The state confirmed it received the application from Enbridge Wednesday morning and said the state environmental agency "continues to operate and serve the public."

"We are adapting our processes to handle these and other permit requests in a way that protects public health, complies with the law, and allows meaningful public participation and input," said Scott Dean, a spokesman for the Department of Environment, Great Lakes and Energy.

The design of the tunnel hasn’t been finalized, but the permit application outlines an 18-foot to 21-foot diameter tunnel running 60 to 200 feet below the lake bed. Work will begin on about 25 acres in the Lower Peninsula and move north to an about 16-acre Enbridge-owned parcel in the Upper Peninsula.

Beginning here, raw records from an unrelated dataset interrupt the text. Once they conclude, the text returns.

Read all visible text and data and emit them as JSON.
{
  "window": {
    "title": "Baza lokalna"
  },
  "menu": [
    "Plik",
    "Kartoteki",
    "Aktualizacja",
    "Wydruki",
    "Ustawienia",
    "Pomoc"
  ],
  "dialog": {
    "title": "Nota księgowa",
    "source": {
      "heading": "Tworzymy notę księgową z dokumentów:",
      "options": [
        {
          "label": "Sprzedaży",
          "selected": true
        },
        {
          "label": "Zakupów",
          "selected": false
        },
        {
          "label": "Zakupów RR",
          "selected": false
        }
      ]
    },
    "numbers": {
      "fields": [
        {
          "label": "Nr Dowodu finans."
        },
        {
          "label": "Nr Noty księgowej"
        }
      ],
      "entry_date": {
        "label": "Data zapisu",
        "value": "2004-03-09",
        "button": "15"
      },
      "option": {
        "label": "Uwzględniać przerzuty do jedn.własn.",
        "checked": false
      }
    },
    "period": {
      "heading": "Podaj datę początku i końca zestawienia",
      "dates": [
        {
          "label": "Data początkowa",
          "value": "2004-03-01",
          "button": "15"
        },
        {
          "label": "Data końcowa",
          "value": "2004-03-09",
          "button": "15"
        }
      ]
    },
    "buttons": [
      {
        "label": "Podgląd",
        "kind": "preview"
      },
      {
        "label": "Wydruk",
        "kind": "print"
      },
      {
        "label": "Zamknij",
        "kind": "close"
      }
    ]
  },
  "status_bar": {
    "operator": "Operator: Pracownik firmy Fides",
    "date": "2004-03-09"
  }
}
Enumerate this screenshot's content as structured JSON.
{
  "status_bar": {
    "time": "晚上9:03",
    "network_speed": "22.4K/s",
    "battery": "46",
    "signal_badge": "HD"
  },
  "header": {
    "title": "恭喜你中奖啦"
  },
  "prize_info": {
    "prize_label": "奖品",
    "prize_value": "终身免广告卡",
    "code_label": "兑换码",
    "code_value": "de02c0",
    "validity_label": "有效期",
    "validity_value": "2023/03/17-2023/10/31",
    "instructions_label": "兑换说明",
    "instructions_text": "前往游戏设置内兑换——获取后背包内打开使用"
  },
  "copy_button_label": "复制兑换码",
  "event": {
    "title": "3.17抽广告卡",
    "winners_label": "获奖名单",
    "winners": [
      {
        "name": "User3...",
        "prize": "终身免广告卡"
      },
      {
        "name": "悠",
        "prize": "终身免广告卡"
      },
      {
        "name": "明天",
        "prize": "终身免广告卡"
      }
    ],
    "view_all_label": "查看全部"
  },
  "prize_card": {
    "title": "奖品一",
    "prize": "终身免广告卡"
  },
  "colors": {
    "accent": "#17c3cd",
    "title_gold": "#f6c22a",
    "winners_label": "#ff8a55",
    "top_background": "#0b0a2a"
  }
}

Livonia-based Jay Dee Contractors Inc. and Obayashi Corp. will construct the tunnel, while Arup will handle engineering and design.

The joint application to the Michigan Department of Environment, Great Lakes and Energy and the U.S. Army Corps of Engineers in the midst of the coronavirus pandemic “comes at a challenging time for everyone,”  Enbridge spokesman Ryan Duffy said.

The company is working within a timeline outlined in a 2018 agreement with the state and is in communication with state and federal agencies on the permit’s timing, Duffy said.

“Their consultation in recent weeks has been helpful in making certain the application and the process met their requirements, expectations and capabilities,” he said.

Much of the work on the project in recent weeks has been design work, making it possible to move forward with design even under the governor’s stay-home order, Duffy said.

"Enbridge employees are all staying home right now, but we’ve still been working and we don’t have anybody in the field up there in the Straits," he said.

Nessel challenged the legitimacy of the agreement with Snyder, while Whitmer negotiated with the company to seek a shorter timeframe for the tunnel’s completion.

When the company was unable to agree to a two-year timeline for completion, negotiations came to a standstill and Enbridge asked the Court of Claims to uphold its agreement with the state as valid and enforceable.

Nessel fired back with a separate lawsuit in Ingham County Circuit Court seeking the existing pipeline’s closure because she argued it was a public nuisance and environmental risk.

The Court of Claims ruled in favor of Enbridge last year, allowing the company to move forward with design and permitting.